C’est une période noire pour la profession des travaux forestiers touchée au cœur. La famille de moins en moins grande des bûcherons du Grand Est a payé un lourd tribut avec au moins cinq morts et plusieurs blessés très graves ces derniers mois. Les chiffres de l’accidentologie du secteur en Alsace-Moselle confirment ses propos. Les travailleurs des secteurs sylviculture, exploitation de bois et scieries fixes représentent 2 % des travailleurs (exploitants et/ou salariés) agricoles, mais 11,3 % des accidents du travail mortels (données statistiques de la MSA d’Alsace et des caisses d’assurance-accidents agricoles d’Alsace et de Moselle). « Notre ligne rouge, ce sont les jeunes, tranche-t-il. Quand un gamin de 17 ans perd la vie, comme Romain le 28 juin 2018 dans le Bas-Rhin, on ne peut pas l’accepter. »

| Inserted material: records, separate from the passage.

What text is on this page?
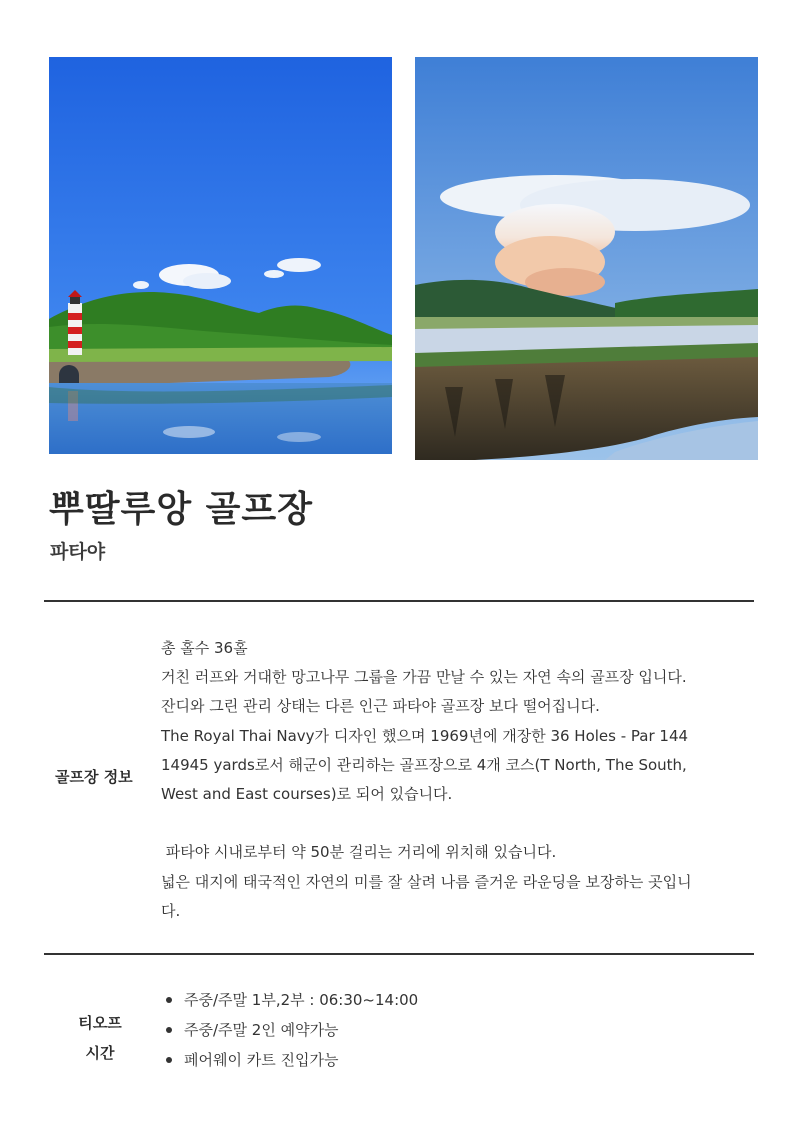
뿌딸루앙 골프장
파타야
골프장 정보
총 홀수 36홀
거친 러프와 거대한 망고나무 그룹을 가끔 만날 수 있는 자연 속의 골프장 입니다.
잔디와 그린 관리 상태는 다른 인근 파타야 골프장 보다 떨어집니다.
The Royal Thai Navy가 디자인 했으며 1969년에 개장한 36 Holes - Par 144
14945 yards로서 해군이 관리하는 골프장으로 4개 코스(T North, The South,
West and East courses)로 되어 있습니다.
파타야 시내로부터 약 50분 걸리는 거리에 위치해 있습니다.
넓은 대지에 태국적인 자연의 미를 잘 살려 나름 즐거운 라운딩을 보장하는 곳입니
다.
티오프
시간
주중/주말 1부,2부 : 06:30~14:00
주중/주말 2인 예약가능
페어웨이 카트 진입가능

11,3 % des accidents du travail mortels
pour 2 % des travailleurs agricoles

Plus grave crise sanitaire depuis 1976

Nous prenons la direction de la forêt de Bettlach dans le Sundgau (sud de l’Alsace) à la rencontre de Richard, Adrien et Patrick. Avec une moyenne d’âge de 56 ans, ils forment une équipe de bûcherons communaux chevronnés. Un statut courant en Alsace et en Moselle qui comptent – à l’inverse du reste du territoire national – environ 80 % de forêts publiques pour 20 % de forêts privées. Ces gaillards solides sont en première ligne face aux dérèglements climatiques. Pourtant, malgré l’expérience, leur travail se complique. Ils ont du mal à reconnaître leurs bois. Ils assistent impuissants comme toute la filière à ce que certains qualifient de plus grave crise sanitaire depuis 1976 dans les forêts de l’Est du pays. Sous les effets conjugués des canicules, d’attaques de ravageurs et de champignons, certaines branches sont devenues aussi cassantes que du verre, rendant le travail des bûcherons beaucoup plus dangereux.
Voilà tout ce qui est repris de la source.